# Geo H Goodman bottle; Heinz bottle



## joterry (Aug 20, 2006)

While trying to find a plumbing leak under a 100 year old house I own, I found a clear glass bottle embossed GEORGE H. GOODMAN COMPANY in a semicircle or rainbow fashion,under which are embossed straight across bottle (i.e., parallel to bottom) these lines:  line 1: a symbol consisting of a large G with small G in large G's curve, small H in its mouthand small Co at its base. Line 2: CAIRO, ILL. Line 3: PADUCAH, KY. Line 4: EVANSVILLE, IND.  Line 5: NEW ORLEANS, LA.  All periods and commas are on bottle; they are small indentations.  It is 12 inches high, with a seam running up to but not through the neck.  Glass thickness at mouth is about 3/16".  It has a small dimple or bubble about 1/4" in diameter on the back (opposite embossed front) about 3/8" above bottom.  Another small bubble appears along the seam.  Diameter of bottom is about 3 3/8".  I hope a picture is attached.

 Also found a bottle marked "HEINZ" and "PAT O" on bottom.  It is about 6 1/2" high, with eight sides, four small, four large.  Mouth is about 1 1/4" in diameter.  It has no seam or bubbles.

 Any information would be greatly appreciated.


----------



## FIGGINS DIGGINS (Aug 20, 2006)

Hey John, and welcome to the forum.
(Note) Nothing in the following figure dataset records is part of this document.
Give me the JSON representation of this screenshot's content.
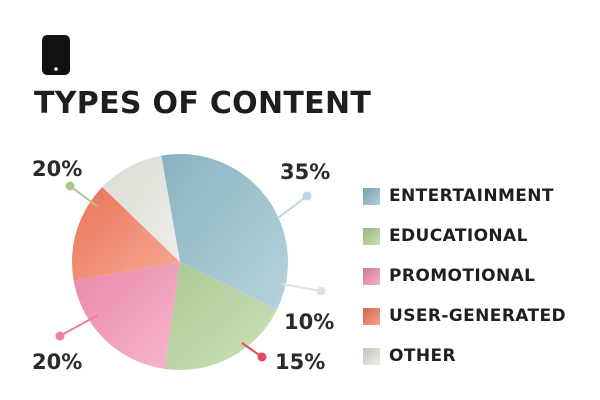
{
  "header": {
    "icon": "phone-icon",
    "title": "TYPES OF CONTENT"
  },
  "chart_data": {
    "type": "pie",
    "title": "TYPES OF CONTENT",
    "categories": [
      "ENTERTAINMENT",
      "EDUCATIONAL",
      "PROMOTIONAL",
      "USER-GENERATED",
      "OTHER"
    ],
    "values": [
      35,
      20,
      20,
      15,
      10
    ],
    "labels": [
      "35%",
      "20%",
      "20%",
      "15%",
      "10%"
    ],
    "colors": [
      "#8fbccb",
      "#b3d399",
      "#f48fb0",
      "#f47a5c",
      "#e7e5dd"
    ],
    "legend_position": "right"
  }
}
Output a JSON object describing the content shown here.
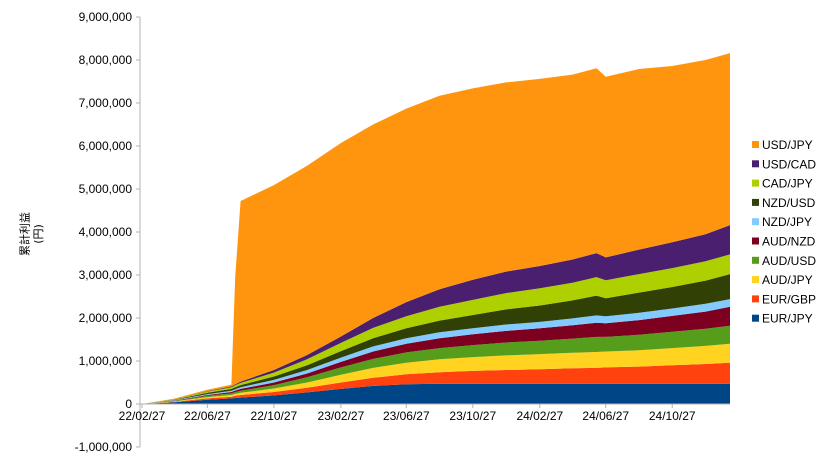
{
  "chart_data": {
    "type": "area",
    "stacked": true,
    "ylabel": "累計利益\n(円)",
    "ylim": [
      -1000000,
      9000000
    ],
    "yticks": [
      -1000000,
      0,
      1000000,
      2000000,
      3000000,
      4000000,
      5000000,
      6000000,
      7000000,
      8000000,
      9000000
    ],
    "ytick_labels": [
      "-1,000,000",
      "0",
      "1,000,000",
      "2,000,000",
      "3,000,000",
      "4,000,000",
      "5,000,000",
      "6,000,000",
      "7,000,000",
      "8,000,000",
      "9,000,000"
    ],
    "xtick_labels": [
      "22/02/27",
      "22/06/27",
      "22/10/27",
      "23/02/27",
      "23/06/27",
      "23/10/27",
      "24/02/27",
      "24/06/27",
      "24/10/27"
    ],
    "x": [
      "22/02/27",
      "22/04/27",
      "22/06/27",
      "22/08/10",
      "22/08/17",
      "22/08/27",
      "22/10/27",
      "22/12/27",
      "23/02/27",
      "23/04/27",
      "23/06/27",
      "23/08/27",
      "23/10/27",
      "23/12/27",
      "24/02/27",
      "24/04/27",
      "24/06/10",
      "24/06/27",
      "24/08/27",
      "24/10/27",
      "24/12/27",
      "25/02/10"
    ],
    "series": [
      {
        "name": "EUR/JPY",
        "color": "#004586",
        "values": [
          0,
          40000,
          100000,
          130000,
          140000,
          150000,
          200000,
          270000,
          350000,
          420000,
          460000,
          470000,
          470000,
          470000,
          470000,
          470000,
          470000,
          470000,
          470000,
          470000,
          470000,
          470000
        ]
      },
      {
        "name": "EUR/GBP",
        "color": "#ff420e",
        "values": [
          0,
          10000,
          30000,
          40000,
          50000,
          60000,
          80000,
          110000,
          150000,
          190000,
          230000,
          270000,
          300000,
          320000,
          340000,
          360000,
          370000,
          380000,
          400000,
          430000,
          460000,
          490000
        ]
      },
      {
        "name": "AUD/JPY",
        "color": "#ffd320",
        "values": [
          0,
          10000,
          30000,
          40000,
          45000,
          50000,
          80000,
          120000,
          180000,
          230000,
          270000,
          300000,
          320000,
          340000,
          350000,
          360000,
          370000,
          370000,
          380000,
          400000,
          420000,
          440000
        ]
      },
      {
        "name": "AUD/USD",
        "color": "#579d1c",
        "values": [
          0,
          10000,
          30000,
          40000,
          45000,
          50000,
          80000,
          120000,
          170000,
          210000,
          240000,
          260000,
          280000,
          300000,
          310000,
          330000,
          350000,
          340000,
          360000,
          380000,
          400000,
          420000
        ]
      },
      {
        "name": "AUD/NZD",
        "color": "#7e0021",
        "values": [
          0,
          10000,
          20000,
          30000,
          35000,
          40000,
          60000,
          90000,
          130000,
          170000,
          200000,
          230000,
          250000,
          270000,
          290000,
          310000,
          330000,
          320000,
          340000,
          370000,
          400000,
          440000
        ]
      },
      {
        "name": "NZD/JPY",
        "color": "#83caff",
        "values": [
          0,
          10000,
          20000,
          30000,
          30000,
          40000,
          60000,
          80000,
          100000,
          120000,
          130000,
          140000,
          140000,
          150000,
          150000,
          160000,
          170000,
          160000,
          170000,
          170000,
          180000,
          180000
        ]
      },
      {
        "name": "NZD/USD",
        "color": "#314004",
        "values": [
          0,
          10000,
          30000,
          40000,
          45000,
          50000,
          80000,
          110000,
          150000,
          190000,
          230000,
          270000,
          310000,
          350000,
          380000,
          420000,
          460000,
          420000,
          470000,
          500000,
          540000,
          580000
        ]
      },
      {
        "name": "CAD/JPY",
        "color": "#aecf00",
        "values": [
          0,
          10000,
          30000,
          40000,
          45000,
          50000,
          90000,
          140000,
          190000,
          240000,
          280000,
          320000,
          350000,
          380000,
          400000,
          410000,
          430000,
          420000,
          430000,
          440000,
          450000,
          460000
        ]
      },
      {
        "name": "USD/CAD",
        "color": "#4b1f6f",
        "values": [
          0,
          5000,
          10000,
          20000,
          20000,
          30000,
          60000,
          100000,
          150000,
          230000,
          330000,
          410000,
          470000,
          500000,
          520000,
          540000,
          560000,
          530000,
          570000,
          600000,
          630000,
          680000
        ]
      },
      {
        "name": "USD/JPY",
        "color": "#ff950e",
        "values": [
          0,
          10000,
          30000,
          40000,
          2500000,
          4200000,
          4300000,
          4400000,
          4500000,
          4500000,
          4500000,
          4500000,
          4450000,
          4400000,
          4350000,
          4300000,
          4300000,
          4200000,
          4200000,
          4100000,
          4050000,
          4000000
        ]
      }
    ],
    "legend_position": "right",
    "grid": false
  }
}
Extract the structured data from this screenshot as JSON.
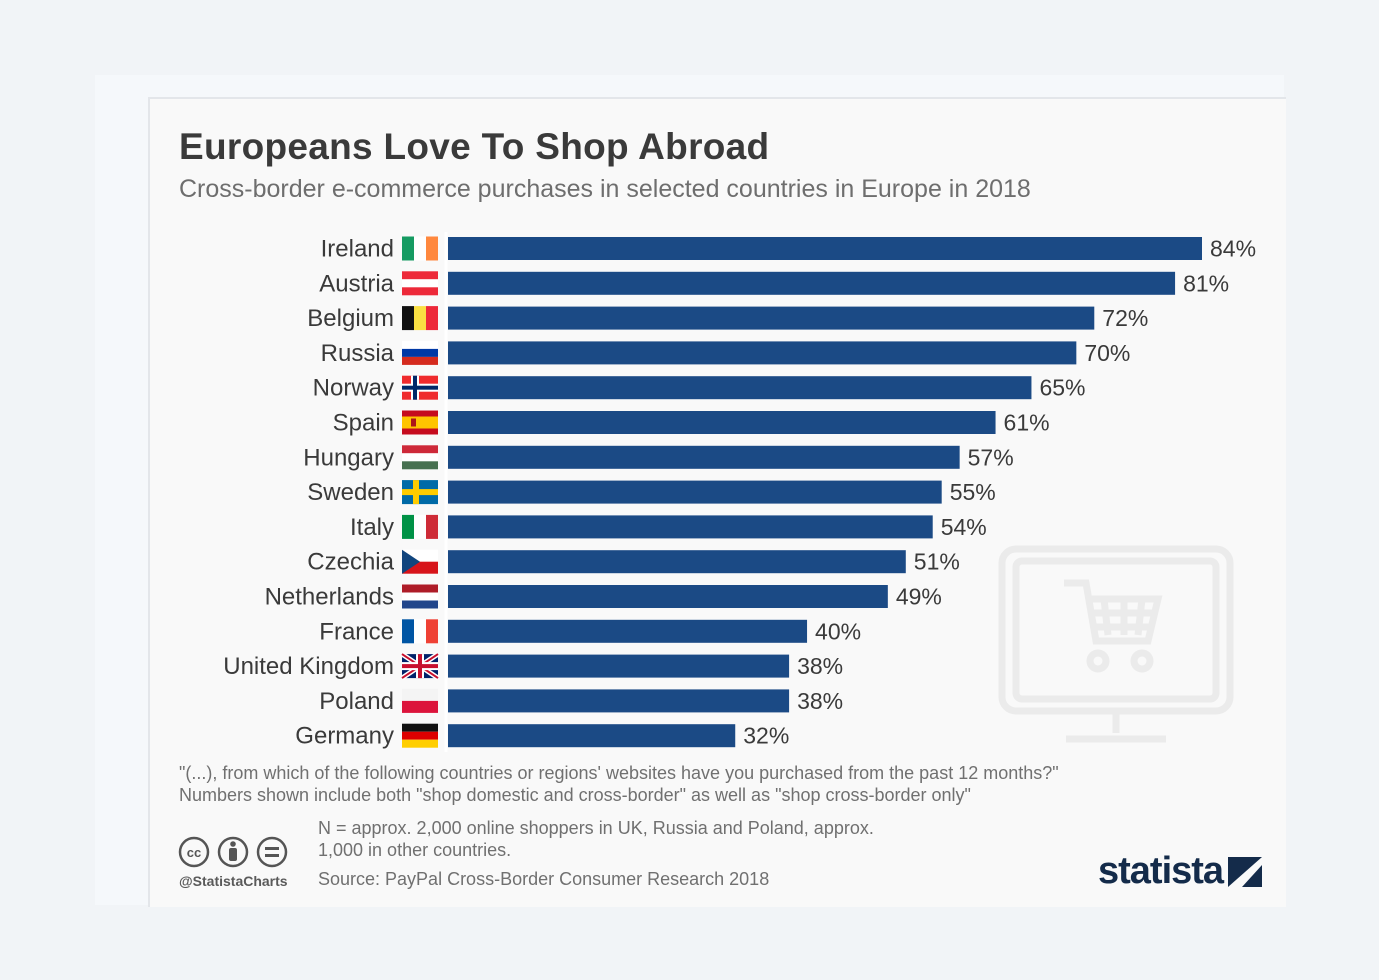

I'm gonna call the bottle in the picture a slugplate whiskey from about 1900 or maybe a little before. Also has a nice lady's leg style neck.  Some of these other guys could probably give you a little better idea as to the possible value. I am not familiar with how rare or how common this bottle is but it sure looks like a dandy to me. If that house is that old and you like old bottles at all you oughta probe and dig around that backyard a little. IF you are not that interested or want help exploring further you should turn some digger in your area on. Probably several more good bottles there somewhere. Good Luck. Let us know if you get some more.


----------



## joterry (Aug 20, 2006)

Thank you.  I have looked again at the Heinz bottle, picture attached I hope.  It appears to have a seam, running along two of its eight edges and opposite each other.  The seam runs up the neck of the bottle to the throat but not through the throat.  There is a small bubble at the base of the neck which should show in the picture.  On the bottom are the words H J HEINZ CO and PATO.  There is also a circle about 3/4" in diameter with a blemish inside it (as if where attached to a stem while being made).  The bottle has eight sides, two about 1 1/4" wide, two about 7/8" wide and four about 1/2" wide.


----------



## David E (Aug 23, 2006)

F & J HEINZ 1876 to 1888
 H.J. HEINZ  Co. since 1888
 H.J. HEINZ 1860 1869

 Dave


----------



## GuntherHess (Aug 23, 2006)

The embossing probably says PATD.
 That bottle style is listed in Zumwalts book. Looks like it was used in the early 20th century for various products, pickles, relish, horseradish, etc.  The mark on the bottom was made by the Owen's machine that made the bottle.


----------



## joterry (Aug 23, 2006)

Re: Heinz bottle.  I think you are right that embossing is "PATD."  So bottle is from early 1900s?


----------